Back in May, David Streitfeld wrote this article about how, and why, people in the US aren’t paying their mortgages. While it was one of the most troubling articles I have read in a long time, since then, I have spoken with a lot of people who think it’s crazy to make mortgage payments these days. The thinking is that it takes at least two years to foreclose, and when they do foreclose, the house will be sold at auction for a fraction of the cost, and if people have the money, they can pay cash for the house and not need another mortgage and have saved a lot of money.
But as I thought through that, I realized that it meant that people don’t care what their credit rating is. If just about anyone can get a credit card, which seems to be the case, then it starts to look like the credit score the some of us have worked so hard to keep high, is starting to matter less and less in transactions. I realize it’s not quite that simple, but the trend is hard to deny, or ignore.
So just as the once sacred credit rating is now becoming junk, it’s not so surprising that a different way to judge us is emerging. The “reputation score” – that is, how trustworthy we are to participate in a particular transaction.
Jenna Wortham touched on this subject in this article last week, talking about companies like GroupOn, SnapGoods, NeighborGoods, ShareSomeSugar, AirBnB, and KickStarter that allow you to rent things from friends and neighbors in your community. In the specific case in the article, Wortham rented a robotic vacuum cleaner for something like $10 a day. This starts to sound a little bit like Ebay for rentals, and I think it is in many ways, and just as Ebay keeps track of feedback about things you sell through their site through what amounts to a reputation score, these other sites have to do the same.
That all makes perfect sense to me, but there seems to be one problem/opportunity here that’s being overlooked. First of all, a site like SnapGoods only exposes things you want to rent to friends of yours on FaceBook and people you know through MeetUp. That’s probably OK for the younger crowd that has thousands of Facebook friends, but for people in their 40s (like me) it’s more common to have 500 or fewer friends, and I don’t think there’s enough of a marketplace in a pool that size for the model to work. The other side of that is for people in their 20s with 3,000 friends, they can’t know and trust all of those people, so there’s a flaw in the model on that end.
But the bigger issue is that if all of these sites have their own reputation score tracker, shouldn’t there be some reputation aggregation going on, like a credit rating, so we can go to one place to see what the person can be trusted to do. In this case it has to be a little bit more complex, because there’s reputation for paying (large amounts, and small amounts), being on time, taking good care of the things that they rent, and so forth, but it’s not all that complex. So there needs to be some rethinking there, but I would suggest that there be something like MyIDPal (a little bit like PayPal) that allows you to protect your identity, and transact while adding more nuance to your reputation.
I bet in a year or two there’s a service (even a standard?) for managing reputation scores that places like SnapGoods will have to, well, snap to, so that people can trust the transaction.
-Ric
I heard that the restaurant chain Pizza Hut just decided to lower the price of their smallest pizza to $8, from $10. I couldn’t help but wonder who cares about saving $2 on dinner so much so that if the pizza was $10 yesterday they would have chosen something else for dinner, but now that it’s $8, they are there.
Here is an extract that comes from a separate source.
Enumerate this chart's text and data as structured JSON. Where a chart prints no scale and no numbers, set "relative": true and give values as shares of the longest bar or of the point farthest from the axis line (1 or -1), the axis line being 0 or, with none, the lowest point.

Of course it’s an incomplete math problem if you stop there. Unless a person is in a food court where they are choosing between Pizza Hut, a teriyaki chicken place, and a Mexican place, that’s one thing, but in most cases, there is time involved in going to the Pizza Hut, and probably the gas (if you aren’t taking the bus). These things add up, and while I doubt many people calculate all of these things when they make their decision, it strikes me as a bold assumption on the part of the Pizza Hut folks that by changing nothing else, lowering the cost of their product will bring more customers. No change in the quality of the ingredients, no change in the recipe, no change in the location of the restaurant, no change in how clean the restaurant is, no change in how friendly the employees of the restaurant are, or the hours of operation.
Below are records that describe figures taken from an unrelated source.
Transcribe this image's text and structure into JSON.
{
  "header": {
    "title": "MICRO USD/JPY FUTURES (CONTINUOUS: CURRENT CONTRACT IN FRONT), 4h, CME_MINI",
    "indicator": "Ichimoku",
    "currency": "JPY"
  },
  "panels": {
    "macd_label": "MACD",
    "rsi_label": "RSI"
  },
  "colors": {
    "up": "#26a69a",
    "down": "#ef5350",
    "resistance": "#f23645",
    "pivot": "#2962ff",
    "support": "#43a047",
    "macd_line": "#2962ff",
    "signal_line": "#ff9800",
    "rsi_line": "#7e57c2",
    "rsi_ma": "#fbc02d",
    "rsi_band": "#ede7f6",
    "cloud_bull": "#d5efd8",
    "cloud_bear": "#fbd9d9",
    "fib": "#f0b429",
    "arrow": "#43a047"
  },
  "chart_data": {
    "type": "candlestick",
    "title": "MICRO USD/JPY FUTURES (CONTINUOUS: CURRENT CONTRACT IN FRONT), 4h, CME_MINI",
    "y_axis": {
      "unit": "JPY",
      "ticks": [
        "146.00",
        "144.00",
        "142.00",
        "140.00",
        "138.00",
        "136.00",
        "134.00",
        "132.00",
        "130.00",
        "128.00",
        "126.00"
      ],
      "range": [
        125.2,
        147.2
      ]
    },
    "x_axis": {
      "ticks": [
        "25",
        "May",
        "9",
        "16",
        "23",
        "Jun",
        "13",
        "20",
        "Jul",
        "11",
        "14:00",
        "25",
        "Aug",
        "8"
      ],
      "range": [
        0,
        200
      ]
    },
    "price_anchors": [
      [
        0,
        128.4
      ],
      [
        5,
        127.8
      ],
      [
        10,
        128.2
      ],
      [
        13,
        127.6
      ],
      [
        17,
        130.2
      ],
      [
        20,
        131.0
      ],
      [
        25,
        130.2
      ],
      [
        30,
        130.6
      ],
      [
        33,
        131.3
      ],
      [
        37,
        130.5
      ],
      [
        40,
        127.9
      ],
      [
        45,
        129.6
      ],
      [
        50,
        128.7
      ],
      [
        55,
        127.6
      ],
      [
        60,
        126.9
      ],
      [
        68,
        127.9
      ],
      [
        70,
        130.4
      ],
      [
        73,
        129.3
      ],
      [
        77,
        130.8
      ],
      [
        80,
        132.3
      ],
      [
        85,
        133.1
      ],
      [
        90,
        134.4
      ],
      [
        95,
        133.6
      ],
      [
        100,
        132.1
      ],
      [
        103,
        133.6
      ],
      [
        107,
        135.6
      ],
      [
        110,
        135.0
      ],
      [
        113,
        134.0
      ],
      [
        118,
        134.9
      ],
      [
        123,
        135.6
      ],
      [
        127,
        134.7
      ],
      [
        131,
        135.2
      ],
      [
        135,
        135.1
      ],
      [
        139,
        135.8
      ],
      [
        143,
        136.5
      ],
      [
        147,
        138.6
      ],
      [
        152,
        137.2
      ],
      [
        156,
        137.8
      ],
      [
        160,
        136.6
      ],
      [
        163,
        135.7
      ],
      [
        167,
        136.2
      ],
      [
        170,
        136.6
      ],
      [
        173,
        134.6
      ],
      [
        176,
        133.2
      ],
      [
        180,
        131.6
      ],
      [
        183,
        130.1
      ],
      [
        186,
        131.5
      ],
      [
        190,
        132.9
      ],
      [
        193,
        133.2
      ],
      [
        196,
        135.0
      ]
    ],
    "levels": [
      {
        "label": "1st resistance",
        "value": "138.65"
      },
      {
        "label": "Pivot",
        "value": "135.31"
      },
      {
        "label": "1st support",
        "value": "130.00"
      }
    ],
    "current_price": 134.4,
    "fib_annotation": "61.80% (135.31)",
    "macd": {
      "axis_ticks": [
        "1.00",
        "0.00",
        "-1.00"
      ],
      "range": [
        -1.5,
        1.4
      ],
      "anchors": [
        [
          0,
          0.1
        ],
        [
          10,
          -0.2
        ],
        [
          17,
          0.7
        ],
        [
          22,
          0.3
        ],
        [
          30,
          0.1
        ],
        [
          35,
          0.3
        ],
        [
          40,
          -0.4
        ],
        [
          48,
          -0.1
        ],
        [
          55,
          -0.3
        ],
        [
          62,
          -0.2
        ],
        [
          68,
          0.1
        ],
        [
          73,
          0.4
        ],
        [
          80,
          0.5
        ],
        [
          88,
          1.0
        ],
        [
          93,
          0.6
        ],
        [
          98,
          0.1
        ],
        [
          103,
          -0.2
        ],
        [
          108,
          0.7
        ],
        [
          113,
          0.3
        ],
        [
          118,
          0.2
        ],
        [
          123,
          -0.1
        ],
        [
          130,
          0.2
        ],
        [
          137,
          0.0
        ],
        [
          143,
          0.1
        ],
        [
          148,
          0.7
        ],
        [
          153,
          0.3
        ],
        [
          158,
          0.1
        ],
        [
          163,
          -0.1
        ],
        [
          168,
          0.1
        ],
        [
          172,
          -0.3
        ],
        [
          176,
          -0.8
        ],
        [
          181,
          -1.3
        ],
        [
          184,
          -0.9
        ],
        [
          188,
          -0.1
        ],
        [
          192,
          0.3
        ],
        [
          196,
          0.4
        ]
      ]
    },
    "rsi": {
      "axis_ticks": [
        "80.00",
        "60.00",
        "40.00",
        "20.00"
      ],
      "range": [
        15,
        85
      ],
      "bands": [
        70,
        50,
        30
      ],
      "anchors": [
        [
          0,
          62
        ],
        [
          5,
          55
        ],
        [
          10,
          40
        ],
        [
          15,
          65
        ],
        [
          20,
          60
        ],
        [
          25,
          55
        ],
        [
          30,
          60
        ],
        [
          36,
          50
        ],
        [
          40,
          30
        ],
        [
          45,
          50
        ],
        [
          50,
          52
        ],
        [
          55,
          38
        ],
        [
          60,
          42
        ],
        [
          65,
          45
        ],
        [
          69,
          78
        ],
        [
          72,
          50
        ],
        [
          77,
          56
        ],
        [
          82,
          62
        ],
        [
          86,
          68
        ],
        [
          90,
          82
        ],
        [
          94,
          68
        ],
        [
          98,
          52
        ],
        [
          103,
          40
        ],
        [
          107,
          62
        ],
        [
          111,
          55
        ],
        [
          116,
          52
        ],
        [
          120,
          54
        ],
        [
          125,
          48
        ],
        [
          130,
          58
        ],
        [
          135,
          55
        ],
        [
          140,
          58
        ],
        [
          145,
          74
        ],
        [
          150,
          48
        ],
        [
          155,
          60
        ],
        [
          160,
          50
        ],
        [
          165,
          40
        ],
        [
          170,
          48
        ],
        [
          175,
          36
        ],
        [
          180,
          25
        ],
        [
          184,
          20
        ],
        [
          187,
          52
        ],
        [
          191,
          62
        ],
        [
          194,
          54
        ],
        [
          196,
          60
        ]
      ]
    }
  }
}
Amazon Prime’s fee is a little bit like paying for an upgrade on a flight when you don’t have enough miles or awards to do it for free. If you buy enough from amazon, you get free two day shipping for everything you buy, which is GREAT. If you don’t have enough purchases, they will charge you for the service. In my case, I rarely care whether the products arrive in two days or ten days, so I would never pay for Prime. It would be one thing if I were buying perishable goods or if I were a last minute gift shopper or something like that, but I would never pay to be a Prime customer. Having said that, it makes sense to me that Amazon charges people for this if they don’t “earn” it, but there is an actual cost to shipping, and I wonder how they calculate how much to charge? They must crunch the numbers to look at the total actual cost and then divide that by some number of customers that don’t earn it. You could also do it based on the number of packages, but because of the wide range of quantities purchased by customers, that’s probably not as good a metric. Anyway . . . I would be curious to know where the number comes from.